As for the public, the city unveiled on Friday a new web tool that will for the first time catalog the dozens of POPOS downtown and the amenities at each one (845 Market Street’s ninth-floor rooftop space has 59 chairs and welcomes food but doesn’t sell any; 301 Mission Street’s indoor atrium features extensive artwork and service from a bar and restaurant on-premises). The city’s legislative affairs office has mapped and photographed each space and linked to the original Planning Commission motion spelling out the individual property’s requirements under the city regulation. The updated ordinance, requiring clearer signs (both outdoors and indoors for those spaces accessed past security guards and up elevators) went into effect last week.
AnMarie Rodgers, the city’s manager of legislative affairs, is a bit more diplomatic than King has been in describing how these spaces have been treated until now. “Certainly some developers and building owners embraced the spirit of the downtown plan and looked at making this an amazing amenity and feature on their site," she says. "But I think it’s been a struggle since this requirement was put in place to make sure they are truly public."
Many of these buildings were never in compliance with the original 1985 plan and will now have to make adjustments to their POPOS and update signage according to the new ordinance. New developments downtown from now on will also have to comply with the updated requirements. The city’s new web tool includes sign design guidelines and templates that building owners can use to create the signage, complete with universal logos that will designate restrooms, food or seating availability (these are also searchable categories on the website).
"It should create a branding to get to the question, ‘does the public understand what these spaces are?" Rodgers says. "It should really help people to see it as not just one space, but a network of downtown open spaces."

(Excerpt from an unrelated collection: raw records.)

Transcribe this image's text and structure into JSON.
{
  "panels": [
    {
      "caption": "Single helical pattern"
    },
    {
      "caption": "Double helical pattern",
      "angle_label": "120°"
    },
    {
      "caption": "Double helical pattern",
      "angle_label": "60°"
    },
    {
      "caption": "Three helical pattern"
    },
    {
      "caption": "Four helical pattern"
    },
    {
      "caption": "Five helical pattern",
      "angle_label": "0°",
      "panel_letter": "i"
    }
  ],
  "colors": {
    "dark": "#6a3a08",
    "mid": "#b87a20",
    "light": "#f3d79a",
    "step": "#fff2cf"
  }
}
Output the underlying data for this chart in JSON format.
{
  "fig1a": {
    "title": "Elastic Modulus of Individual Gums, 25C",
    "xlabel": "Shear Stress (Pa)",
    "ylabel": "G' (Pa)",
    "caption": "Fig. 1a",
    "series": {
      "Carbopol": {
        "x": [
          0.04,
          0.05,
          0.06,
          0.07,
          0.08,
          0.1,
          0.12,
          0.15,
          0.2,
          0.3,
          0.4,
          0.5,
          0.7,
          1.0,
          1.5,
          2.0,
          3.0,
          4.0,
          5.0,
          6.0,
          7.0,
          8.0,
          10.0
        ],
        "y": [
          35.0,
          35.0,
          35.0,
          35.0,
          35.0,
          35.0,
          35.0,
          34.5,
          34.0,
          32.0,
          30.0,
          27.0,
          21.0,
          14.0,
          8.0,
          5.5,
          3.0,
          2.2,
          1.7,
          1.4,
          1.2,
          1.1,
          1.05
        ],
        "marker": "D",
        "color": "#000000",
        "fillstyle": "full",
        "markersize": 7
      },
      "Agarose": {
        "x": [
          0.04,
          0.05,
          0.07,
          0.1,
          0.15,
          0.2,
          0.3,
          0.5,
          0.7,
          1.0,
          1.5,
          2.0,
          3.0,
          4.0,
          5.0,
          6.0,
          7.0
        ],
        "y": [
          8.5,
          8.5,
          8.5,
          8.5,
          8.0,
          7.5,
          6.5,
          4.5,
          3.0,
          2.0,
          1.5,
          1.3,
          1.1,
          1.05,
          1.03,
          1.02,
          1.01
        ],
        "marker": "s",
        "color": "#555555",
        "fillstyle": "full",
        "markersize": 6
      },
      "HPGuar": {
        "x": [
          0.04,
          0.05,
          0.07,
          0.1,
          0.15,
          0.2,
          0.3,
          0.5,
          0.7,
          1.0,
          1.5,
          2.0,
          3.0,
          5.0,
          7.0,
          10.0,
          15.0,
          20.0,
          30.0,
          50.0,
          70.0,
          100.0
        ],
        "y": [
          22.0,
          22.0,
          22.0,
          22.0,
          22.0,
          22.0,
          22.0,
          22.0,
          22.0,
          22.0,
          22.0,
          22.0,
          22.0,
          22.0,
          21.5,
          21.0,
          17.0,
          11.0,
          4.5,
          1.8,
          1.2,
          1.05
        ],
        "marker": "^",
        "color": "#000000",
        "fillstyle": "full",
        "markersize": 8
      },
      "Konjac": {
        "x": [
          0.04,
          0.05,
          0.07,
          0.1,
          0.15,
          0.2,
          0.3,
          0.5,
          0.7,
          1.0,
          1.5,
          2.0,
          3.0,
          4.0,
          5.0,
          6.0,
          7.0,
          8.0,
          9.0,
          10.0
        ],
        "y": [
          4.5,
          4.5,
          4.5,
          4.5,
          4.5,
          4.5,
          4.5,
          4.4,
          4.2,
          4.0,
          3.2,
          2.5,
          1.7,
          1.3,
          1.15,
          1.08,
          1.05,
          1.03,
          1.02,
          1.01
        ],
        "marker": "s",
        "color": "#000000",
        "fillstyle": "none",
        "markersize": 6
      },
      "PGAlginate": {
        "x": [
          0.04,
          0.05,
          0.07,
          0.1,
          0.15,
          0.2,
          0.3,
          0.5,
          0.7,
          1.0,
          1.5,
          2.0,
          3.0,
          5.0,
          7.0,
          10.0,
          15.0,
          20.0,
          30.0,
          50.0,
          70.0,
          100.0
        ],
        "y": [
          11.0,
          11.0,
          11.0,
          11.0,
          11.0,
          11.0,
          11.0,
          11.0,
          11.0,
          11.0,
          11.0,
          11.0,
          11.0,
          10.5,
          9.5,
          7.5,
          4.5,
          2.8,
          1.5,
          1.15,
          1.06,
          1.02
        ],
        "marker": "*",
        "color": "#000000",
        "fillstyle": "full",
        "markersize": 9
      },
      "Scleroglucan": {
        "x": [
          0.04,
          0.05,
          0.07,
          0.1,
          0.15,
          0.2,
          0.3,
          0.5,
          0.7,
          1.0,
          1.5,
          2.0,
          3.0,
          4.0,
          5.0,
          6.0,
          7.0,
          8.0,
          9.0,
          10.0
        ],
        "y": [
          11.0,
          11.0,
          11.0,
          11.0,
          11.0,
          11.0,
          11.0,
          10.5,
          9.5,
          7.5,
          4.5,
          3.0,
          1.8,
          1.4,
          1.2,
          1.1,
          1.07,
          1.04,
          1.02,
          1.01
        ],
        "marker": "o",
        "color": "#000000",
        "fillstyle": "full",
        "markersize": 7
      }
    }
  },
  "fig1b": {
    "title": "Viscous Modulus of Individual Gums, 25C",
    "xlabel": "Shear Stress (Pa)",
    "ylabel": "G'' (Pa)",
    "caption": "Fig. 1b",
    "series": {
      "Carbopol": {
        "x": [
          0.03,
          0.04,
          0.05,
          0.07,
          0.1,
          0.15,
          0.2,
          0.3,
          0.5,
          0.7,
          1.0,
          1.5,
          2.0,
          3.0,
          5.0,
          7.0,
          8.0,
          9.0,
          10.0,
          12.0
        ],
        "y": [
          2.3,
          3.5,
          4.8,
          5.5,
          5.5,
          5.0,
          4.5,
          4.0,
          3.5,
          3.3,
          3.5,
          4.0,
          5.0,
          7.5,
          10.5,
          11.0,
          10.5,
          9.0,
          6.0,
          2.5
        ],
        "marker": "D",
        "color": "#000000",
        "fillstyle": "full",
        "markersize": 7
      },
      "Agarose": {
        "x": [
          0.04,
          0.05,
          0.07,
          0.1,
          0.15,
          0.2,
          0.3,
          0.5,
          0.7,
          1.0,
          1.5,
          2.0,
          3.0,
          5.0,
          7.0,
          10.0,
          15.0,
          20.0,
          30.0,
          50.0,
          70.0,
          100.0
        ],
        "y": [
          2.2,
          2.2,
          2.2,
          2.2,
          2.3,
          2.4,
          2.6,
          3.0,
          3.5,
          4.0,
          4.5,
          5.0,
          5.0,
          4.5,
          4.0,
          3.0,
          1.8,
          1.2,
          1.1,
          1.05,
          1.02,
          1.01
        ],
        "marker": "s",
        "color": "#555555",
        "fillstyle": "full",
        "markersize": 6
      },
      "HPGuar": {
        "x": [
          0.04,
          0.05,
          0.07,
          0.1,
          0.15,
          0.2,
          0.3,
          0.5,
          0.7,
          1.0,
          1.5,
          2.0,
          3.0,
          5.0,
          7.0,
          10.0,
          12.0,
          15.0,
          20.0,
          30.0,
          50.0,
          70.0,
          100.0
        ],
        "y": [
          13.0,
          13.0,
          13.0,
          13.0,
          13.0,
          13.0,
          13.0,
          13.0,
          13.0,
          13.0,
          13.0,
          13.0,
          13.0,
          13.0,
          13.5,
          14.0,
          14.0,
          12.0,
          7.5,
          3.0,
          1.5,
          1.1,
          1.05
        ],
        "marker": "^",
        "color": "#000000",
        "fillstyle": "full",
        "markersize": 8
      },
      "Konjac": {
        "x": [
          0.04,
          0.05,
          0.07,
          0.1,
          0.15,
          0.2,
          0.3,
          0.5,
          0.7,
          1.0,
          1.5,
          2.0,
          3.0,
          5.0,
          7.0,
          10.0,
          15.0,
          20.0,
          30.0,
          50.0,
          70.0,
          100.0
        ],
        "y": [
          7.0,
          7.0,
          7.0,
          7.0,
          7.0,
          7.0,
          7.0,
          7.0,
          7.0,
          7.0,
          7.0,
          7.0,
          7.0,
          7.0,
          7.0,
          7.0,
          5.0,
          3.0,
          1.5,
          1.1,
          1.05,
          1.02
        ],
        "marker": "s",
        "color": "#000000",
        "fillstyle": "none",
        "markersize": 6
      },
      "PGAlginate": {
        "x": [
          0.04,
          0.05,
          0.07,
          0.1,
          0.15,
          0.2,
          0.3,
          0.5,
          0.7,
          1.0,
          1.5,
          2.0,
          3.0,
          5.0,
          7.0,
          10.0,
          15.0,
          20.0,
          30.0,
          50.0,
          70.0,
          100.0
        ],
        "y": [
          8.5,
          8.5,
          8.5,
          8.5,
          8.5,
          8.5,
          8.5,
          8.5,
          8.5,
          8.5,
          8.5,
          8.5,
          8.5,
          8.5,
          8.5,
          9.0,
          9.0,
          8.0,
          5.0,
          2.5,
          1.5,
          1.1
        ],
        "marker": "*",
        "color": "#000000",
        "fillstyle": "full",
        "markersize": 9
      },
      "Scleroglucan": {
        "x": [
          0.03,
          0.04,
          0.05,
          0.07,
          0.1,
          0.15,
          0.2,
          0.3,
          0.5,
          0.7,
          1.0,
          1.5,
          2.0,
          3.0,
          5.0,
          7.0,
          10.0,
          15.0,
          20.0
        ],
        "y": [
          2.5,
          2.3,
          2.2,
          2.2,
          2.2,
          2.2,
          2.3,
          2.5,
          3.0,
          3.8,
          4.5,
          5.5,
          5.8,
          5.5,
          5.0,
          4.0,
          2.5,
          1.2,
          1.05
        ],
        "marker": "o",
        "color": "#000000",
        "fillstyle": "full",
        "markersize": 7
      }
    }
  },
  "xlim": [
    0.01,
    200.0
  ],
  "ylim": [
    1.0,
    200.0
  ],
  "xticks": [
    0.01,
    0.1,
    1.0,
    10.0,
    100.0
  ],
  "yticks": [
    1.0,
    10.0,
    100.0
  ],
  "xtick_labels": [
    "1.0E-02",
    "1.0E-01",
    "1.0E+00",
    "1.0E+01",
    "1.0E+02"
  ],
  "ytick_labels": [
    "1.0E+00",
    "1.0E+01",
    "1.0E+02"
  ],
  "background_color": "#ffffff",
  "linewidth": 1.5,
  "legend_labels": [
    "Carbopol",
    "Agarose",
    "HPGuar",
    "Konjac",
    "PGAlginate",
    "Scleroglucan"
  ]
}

San Franciscans would be forgiven for not quite understanding the whole concept, even 25 yeas after the creation of the downtown plan. We’re generally programmed in any city to feel like trespassers in office buildings where we have no business, or hotels where we have no room (admit it: you have behaved like a clandestine operative at some point trying to find a bathroom). The presence of food vendors also has a way of making us feel like we must pay for something for the right to sit down. But under the city’s regulation, San Franciscans deserve a seat in a POPOS, just like in a public park, whether they buy a snack or not.
Kimia Haddadan, a planner working in the city’s legislative affairs office, went through this experience at each of these POPOS inventorying them for the website. One of the more ridiculous tiny plaques mentioned by King is etched into the glass front door of an office tower, about knee level. "I went in there looking for the plaque and I really couldn’t find it," Haddadan says. “It’s virtually impossible for pedestrians to walk in and see that there’s a sign.”
Other building owners simply didn’t know they had to make these spaces public at all, because ownership had changed hands since the property was built. Haddadan encountered other buildings clearly renting out public spaces for private events.
"They were surprised when our staff insisted we had a right to access the space and experience it," Rodgers says. "You’d have to be pretty bold to go in at that point. Kimia is pretty bold,” she adds, laughing, “but the average person from the public wouldn’t be."
The idea now is that you shouldn’t have to feel that way, even as you’re enjoying a space that looks more like a private sanctuary than your average public park.